Growth has definitely come since Synectics acquired LOOK CCTV. Go-Ahead has teamed up with the business to enhance surveillance systems and integration across its UK bus operations. The contract includes the installation, maintenance and support of CCTV systems on the operator’s fleet of 4,600 buses. A fundamental element of this new strategic partnership will be the development of an integrated software solution, the surveillance specialist’s Synergy security management system. This solution integrates the company’s on-vehicle CCTV with other critical business systems. This is intended to help to reduce costs, improve efficiency and make surveillance footage easier to access and utilise.
Synectics has signed two new deals with Cardiff Bus to supply CCTV systems for 30 new vehicles it acquired in 2013, as well as service and maintain surveillance systems across the existing 220 strong fleet.
It is not just in the UK where Synectics has achieved some success. It has also relatively recently equipped 51 Wrightbus double deckers with onboard CCTV and recording systems, following a major order from Hong Kong operator New World First Bus Services Limited (NWFB)/Citybus Limited (CTB).
Synectics’ client list now includes Metroline, London United, Dublin Bus, Abellio in London, ADL, Wrightbus and many others. Synectics supports over 20,000 CCTV systems and over 3,000 telematics systems. More than 6,000 units of its T-series DVRs are in operation today.
Growth has come from not just the bus and coach sector, but also blue light and light rail operations. These include the Northern Line, Jubilee Line and DLR in London, as well as the Nexus Metro in Newcastle. Jeff stresses that the intention is to remain a PCV specialist, saying the core of the business is bus and coach. ‘It’s 90% of what we do,’ he said.
However, whilst positioning the business for further growth, Jeff said it is important for the company to look after its core market. He said the business will maintain the values and ethos it has had since its foundation. Jeff said that when he was appointed MD, one of the first things he did was to talk to John to understand what is at the heart of the company’s success.
Jeff said, ‘We always take a look at where the customer is trying to get to and try to work out how we can get them there. We are very much big believers in continuously improving. We are never satisfied, we are obsessive compulsive about improving customer service. This all starts with the ethos and beliefs of the company.’
He continued, ‘Sometimes customers may be concerned about getting locked into a product. That’s not the case with us, the only way you’ll get locked in is because you will want to stay with us.’

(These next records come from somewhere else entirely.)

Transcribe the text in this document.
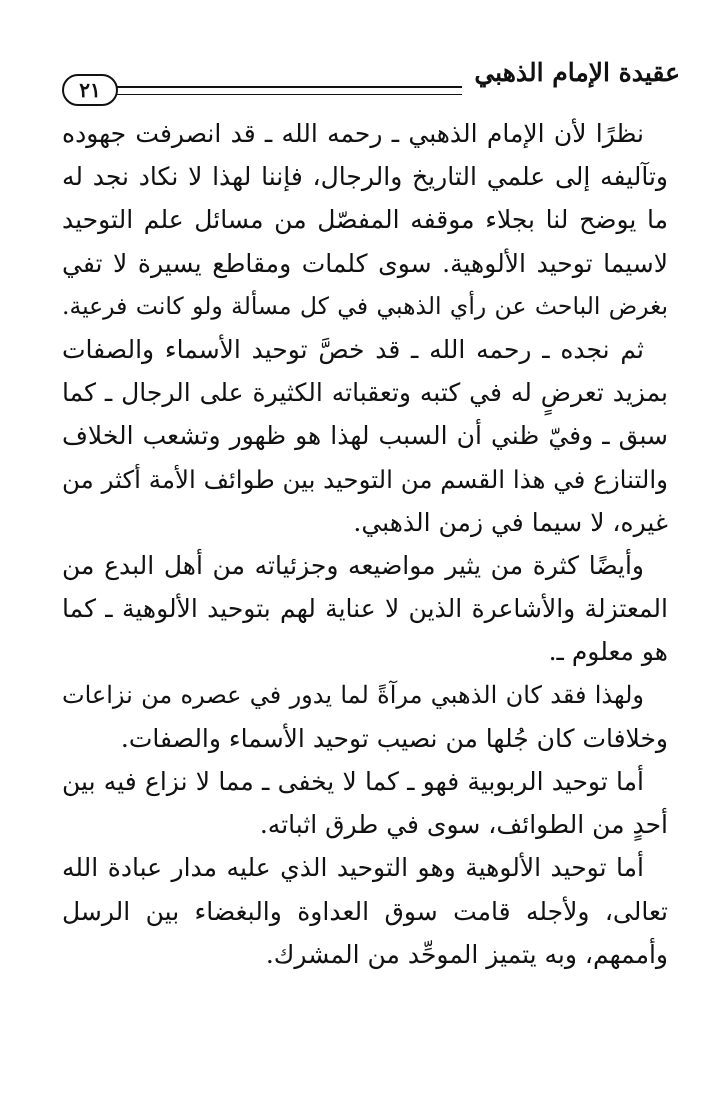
عقيدة الإمام الذهبي
٢١
نظرًا لأن الإمام الذهبي ـ رحمه الله ـ قد انصرفت جهوده
وتآليفه إلى علمي التاريخ والرجال، فإننا لهذا لا نكاد نجد له
ما يوضح لنا بجلاء موقفه المفصّل من مسائل علم التوحيد
لاسيما توحيد الألوهية. سوى كلمات ومقاطع يسيرة لا تفي
بغرض الباحث عن رأي الذهبي في كل مسألة ولو كانت فرعية.
ثم نجده ـ رحمه الله ـ قد خصَّ توحيد الأسماء والصفات
بمزيد تعرضٍ له في كتبه وتعقباته الكثيرة على الرجال ـ كما
سبق ـ وفيّ ظني أن السبب لهذا هو ظهور وتشعب الخلاف
والتنازع في هذا القسم من التوحيد بين طوائف الأمة أكثر من
غيره، لا سيما في زمن الذهبي.
وأيضًا كثرة من يثير مواضيعه وجزئياته من أهل البدع من
المعتزلة والأشاعرة الذين لا عناية لهم بتوحيد الألوهية ـ كما
هو معلوم ـ.
ولهذا فقد كان الذهبي مرآةً لما يدور في عصره من نزاعات
وخلافات كان جُلها من نصيب توحيد الأسماء والصفات.
أما توحيد الربوبية فهو ـ كما لا يخفى ـ مما لا نزاع فيه بين
أحدٍ من الطوائف، سوى في طرق اثباته.
أما توحيد الألوهية وهو التوحيد الذي عليه مدار عبادة الله
تعالى، ولأجله قامت سوق العداوة والبغضاء بين الرسل
وأممهم، وبه يتميز الموحِّد من المشرك.
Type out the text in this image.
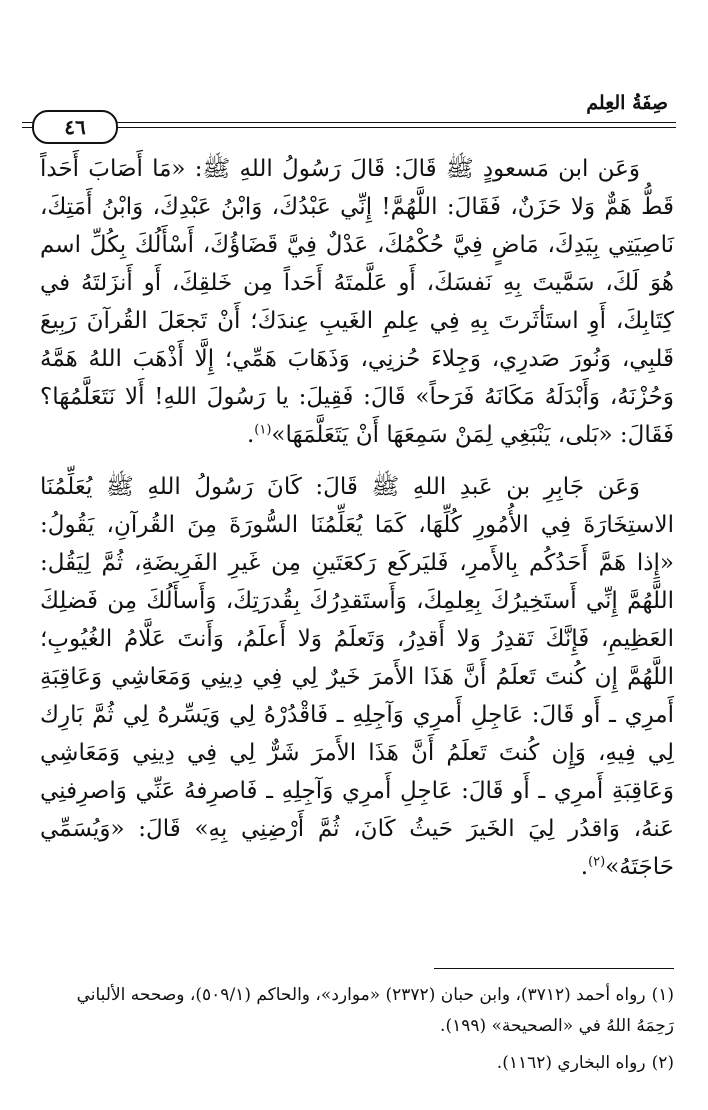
صِفَةُ العِلم
٤٦

وَعَن ابن مَسعودٍ ﷺ قَالَ: قَالَ رَسُولُ اللهِ ﷺ: «مَا أَصَابَ أَحَداً قَطُّ هَمٌّ وَلا حَزَنٌ، فَقَالَ: اللَّهُمَّ! إِنِّي عَبْدُكَ، وَابْنُ عَبْدِكَ، وَابْنُ أَمَتِكَ، نَاصِيَتِي بِيَدِكَ، مَاضٍ فِيَّ حُكْمُكَ، عَدْلٌ فِيَّ قَضَاؤُكَ، أَسْأَلُكَ بِكُلِّ اسم هُوَ لَكَ، سَمَّيتَ بِهِ نَفسَكَ، أَو عَلَّمتَهُ أَحَداً مِن خَلقِكَ، أَو أَنزَلتَهُ في كِتَابِكَ، أَوِ استَأثَرتَ بِهِ فِي عِلمِ الغَيبِ عِندَكَ؛ أَنْ تَجعَلَ القُرآنَ رَبِيعَ قَلبِي، وَنُورَ صَدرِي، وَجِلاءَ حُزنِي، وَذَهَابَ هَمِّي؛ إِلَّا أَذْهَبَ اللهُ هَمَّهُ وَحُزْنَهُ، وَأَبْدَلَهُ مَكَانَهُ فَرَحاً» قَالَ: فَقِيلَ: يا رَسُولَ اللهِ! أَلا نَتَعَلَّمُهَا؟ فَقَالَ: «بَلى، يَنْبَغِي لِمَنْ سَمِعَهَا أَنْ يَتَعَلَّمَهَا»$^{(١)}$.

وَعَن جَابِرِ بن عَبدِ اللهِ ﷺ قَالَ: كَانَ رَسُولُ اللهِ ﷺ يُعَلِّمُنَا الاستِخَارَةَ فِي الأُمُورِ كُلِّهَا، كَمَا يُعَلِّمُنَا السُّورَةَ مِنَ القُرآنِ، يَقُولُ: «إِذا هَمَّ أَحَدُكُم بِالأَمرِ، فَليَركَع رَكعَتَينِ مِن غَيرِ الفَرِيضَةِ، ثُمَّ لِيَقُل: اللَّهُمَّ إِنِّي أَستَخِيرُكَ بِعِلمِكَ، وَأَستَقدِرُكَ بِقُدرَتِكَ، وَأَسأَلُكَ مِن فَضلِكَ العَظِيمِ، فَإِنَّكَ تَقدِرُ وَلا أَقدِرُ، وَتَعلَمُ وَلا أَعلَمُ، وَأَنتَ عَلَّامُ الغُيُوبِ؛ اللَّهُمَّ إِن كُنتَ تَعلَمُ أَنَّ هَذَا الأَمرَ خَيرٌ لِي فِي دِينِي وَمَعَاشِي وَعَاقِبَةِ أَمرِي ـ أَو قَالَ: عَاجِلِ أَمرِي وَآجِلِهِ ـ فَاقْدُرْهُ لِي وَيَسِّرهُ لِي ثُمَّ بَارِك لِي فِيهِ، وَإِن كُنتَ تَعلَمُ أَنَّ هَذَا الأَمرَ شَرٌّ لِي فِي دِينِي وَمَعَاشِي وَعَاقِبَةِ أَمرِي ـ أَو قَالَ: عَاجِلِ أَمرِي وَآجِلِهِ ـ فَاصرِفهُ عَنِّي وَاصرِفنِي عَنهُ، وَاقدُر لِيَ الخَيرَ حَيثُ كَانَ، ثُمَّ أَرْضِنِي بِهِ» قَالَ: «وَيُسَمِّي حَاجَتَهُ»$^{(٢)}$.

(١)رواه أحمد (٣٧١٢)، وابن حبان (٢٣٧٢) «موارد»، والحاكم (٥٠٩/١)، وصححه الألباني رَحِمَهُ اللهُ في «الصحيحة» (١٩٩).
(٢)رواه البخاري (١١٦٢).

Referring to the efforts of the management team in place now, John said, ‘You lads have done a tremendous job. You have more than doubled the success we had by now, and I hope you keep doing that.’
Jeff said, ‘We’re incredibly proud of our history and of the organisation we have grown to be. Today, our systems can be found on bus and coach fleets, but also on light rail vehicles, ambulances and fire appliances. 25 years ago, we were a small local business, today we have global reach: over 1,000 vehicles in Hong Kong carry our equipment. And long gone are the days when CCTV was a ‘grudge purchase’ for operators. In fact, for many of our customers, CCTV has become a cornerstone of their operations that has a direct impact on the bottom line. Me, my team here in Preston, and our nationwide network of service engineers are looking forward to continuing our journey with the coach and bus sector – making onboard systems work harder for operators every day!’